Subcutaneous daratumumab makes it easier for patients to find appointments that fit with their lifestyles and schedules, according to Gina Fries, PA-C.
Angel wings can be used to make injections easier for patients and nurses.
The reduction of chair time that subcutaneous daratumumab (Darzalex Faspro) offers individuals living with multiple myeloma allows them a more flexible treatment schedule, says Gina Fries, PA-C, a nurse practitioner at University of Rochester Medical Center.
Due to the chronic nature of multiple myeloma, patients are likely to spend high amounts of time receiving treatment, compounding the burden of cancer-related issues in a patient’s life. Subcutaneous daratumumab allows patients to receive treatment in much shorter appointments, giving patients more freedom. The therapy is also very well-tolerated, further reducing the toll of cancer treatment for those with multiple myeloma.
Fries expanded on this in an interview with Oncology Nursing News.
Fries: I have worked with multiple myeloma patients for 5 and a half years. I’ve been a physician assistant for 25 years. When I first started with myeloma, it was only the infusion version of daratumumab. And goodness, it was either 6 months or a year into it that the subcutaneous version came out, and literally the day we got it in stock in our cancer center, we switched every single patient over to it because it had the same efficacy and was so much quicker. Patients love it because nobody wants to sit there for hours to begin with, but myeloma patients spend huge percentages of their lives in infusion centers, so it was very significant for them.
Fries: The patients benefit in multiple ways. First of all, less time of their life is spent in the infusion center, but also when it’s a long infusion time, patients have trouble getting the time that they want. With the subcutaneous version, they can get a time frame that might work better for them. For example, maybe it’s a younger myeloma patient who still works now, they can come in at the end of their workday and get their injection so that they don’t have to take a day off work for a long infusion.

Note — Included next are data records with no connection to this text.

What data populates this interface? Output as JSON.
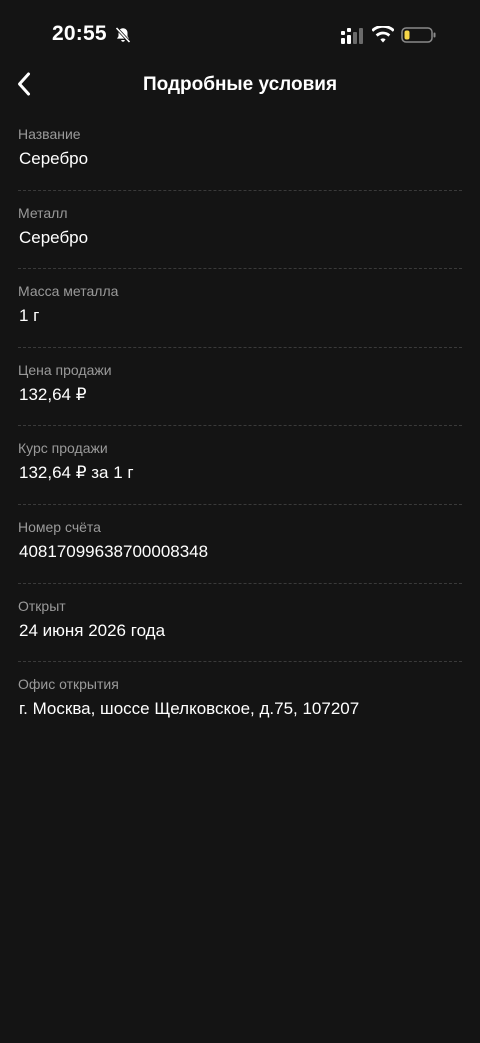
{
  "status_bar": {
    "time": "20:55",
    "icons": [
      "bell-muted-icon",
      "signal-icon",
      "wifi-icon",
      "battery-icon"
    ],
    "battery_color": "#f5d547"
  },
  "header": {
    "title": "Подробные условия",
    "back_icon": "chevron-left-icon"
  },
  "details": [
    {
      "label": "Название",
      "value": "Серебро"
    },
    {
      "label": "Металл",
      "value": "Серебро"
    },
    {
      "label": "Масса металла",
      "value": "1 г"
    },
    {
      "label": "Цена продажи",
      "value": "132,64 ₽"
    },
    {
      "label": "Курс продажи",
      "value": "132,64 ₽ за 1 г"
    },
    {
      "label": "Номер счёта",
      "value": "40817099638700008348"
    },
    {
      "label": "Открыт",
      "value": "24 июня 2026 года"
    },
    {
      "label": "Офис открытия",
      "value": "г. Москва, шоссе Щелковское, д.75, 107207"
    }
  ],
  "colors": {
    "background": "#141414",
    "label": "#9a9a9a",
    "value": "#ffffff",
    "divider": "#3a3a3a"
  }
}
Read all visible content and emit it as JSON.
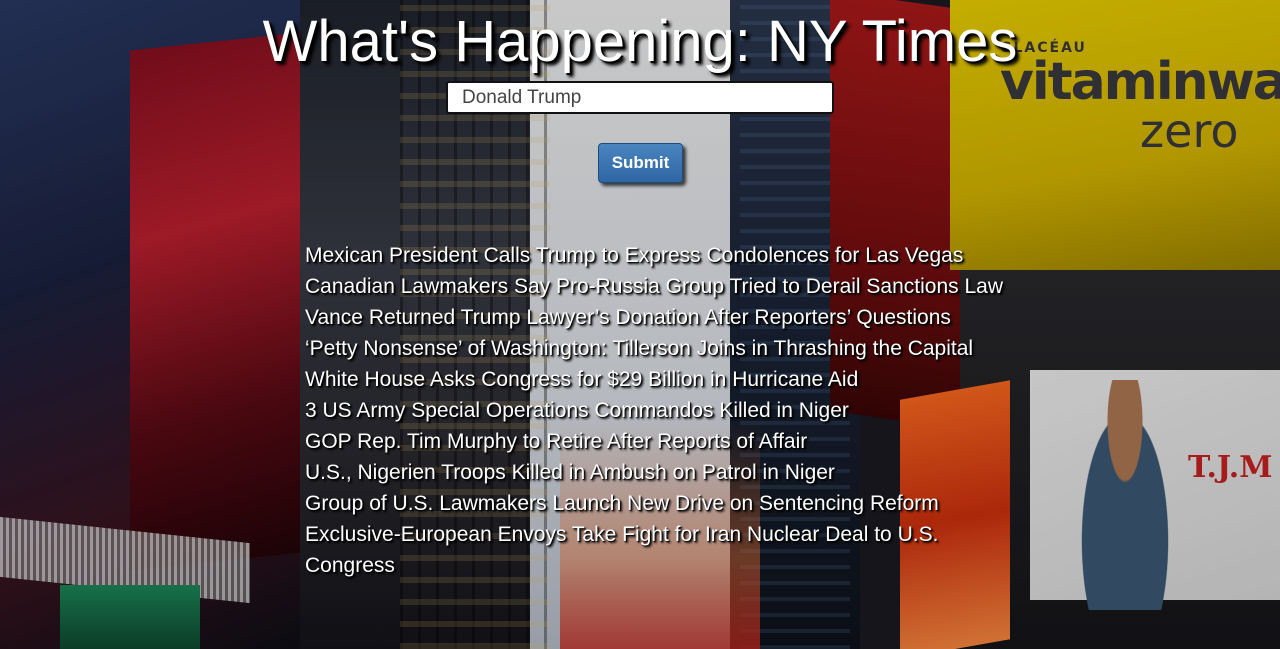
{
  "header": {
    "title": "What's Happening: NY Times"
  },
  "search": {
    "value": "Donald Trump",
    "placeholder": ""
  },
  "form": {
    "submit_label": "Submit"
  },
  "background": {
    "sign_brand_small": "GLACÉAU",
    "sign_brand_large": "vitaminwater",
    "sign_brand_sub": "zero",
    "poster_brand": "T.J.M"
  },
  "headlines": [
    "Mexican President Calls Trump to Express Condolences for Las Vegas",
    "Canadian Lawmakers Say Pro-Russia Group Tried to Derail Sanctions Law",
    "Vance Returned Trump Lawyer’s Donation After Reporters’ Questions",
    "‘Petty Nonsense’ of Washington: Tillerson Joins in Thrashing the Capital",
    "White House Asks Congress for $29 Billion in Hurricane Aid",
    "3 US Army Special Operations Commandos Killed in Niger",
    "GOP Rep. Tim Murphy to Retire After Reports of Affair",
    "U.S., Nigerien Troops Killed in Ambush on Patrol in Niger",
    "Group of U.S. Lawmakers Launch New Drive on Sentencing Reform",
    "Exclusive-European Envoys Take Fight for Iran Nuclear Deal to U.S. Congress"
  ]
}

Fries: We give premedications to reduce reaction. … We do this standard Tylenol, Benadryl, dexamethasone combination that is for multiple drugs, including daratumumab infusions and subcutaneous injections. For the very first 4 doses of subcutaneous daratumumab, we give montelukast beforehand. It’s not in the package insert that it’s needed, but when subcutaneous daratumumab first came out, we weren’t doing it, and we had a total of maybe 3 patients who had a late infusion reaction with chest tightness and shortness of breath who needed to go to the emergency department. That’s 3 patients too many. Now we give every patient the 4 doses of montelukast before the first 4 doses of daratumumab, and that fixed that issue. Second cycle and going forward, we, for the majority of patients, either drop or dose reduce the Benadryl from 50 mg to 25 mg, and we frequently drop the Tylenol and just continued the dexamethasone.
Fries: Angel wing needles can be used by the infusion nurses, just so they don’t have to stand so close, right up towards the patient, since it’s an injection into the abdomen. Other than that, the infusion nurses just need to be trained correctly to know to give it over the proper slow 5-minute time frame. If the infusion nurse gives it more rapidly, it can be more uncomfortable, and that’s going to probably slightly increase the risk of some local skin irritation. When the local skin irritation occurs, all we advise is Benadryl, steroid cream, cool compresses, and they typically resolve within a couple of days.
Fries: The most confusing part for patients is the dosing schedule in the beginning. The biggest thing is giving the patients printed up copies of their treatment calendars so that they know what to expect and when their life will be less tied to the infusion center and they can start traveling again.
By far the most common question is, “What side effects am I going to have?” We typically use daratumumab in newly diagnosed patients, and so newly diagnosed patients with myeloma still are under the impression that they’re going to be losing their hair and having terrible vomiting and diarrhea, because they have visions of, for example, a patient with breast cancer or colon cancer going through treatment.
It’s reassuring them that when it’s lifelong cancer and lifelong treatment, we are not going to beat them up with side effects like that, and reassuring them how tolerable daratumumab is and that the side effects are typically mild and very manageable. That’s first and foremost of the questions. I think the other big questions we get is that they’re told it’s monthly, but in the beginning, it’s not. It’s just multiple visits. It’s helpful for patients to go over that treatment schedule with them so they understand when they’re going to be coming less frequently, and that we’re reassuring them that they aren’t getting a lower dose of medicine when they switch to monthly, and that they’re not going to have an adverse issue with their myeloma coming out of remission from that.
Fries: The biggest issue is so many small offices do things out of habit, so for years, daratumumab was not necessarily written as first line therapy for myeloma. But now, for several years, it has been, and studies show that daratumumab can be a better regimen for patients to get a better and longer remission if it’s used in the first line. So it would be good for smaller offices to realize … that daratumumab truly is indicated for these patients, as opposed to some other treatment regimens that have just been used for ages.
This transcript has been edited for clarity and conciseness.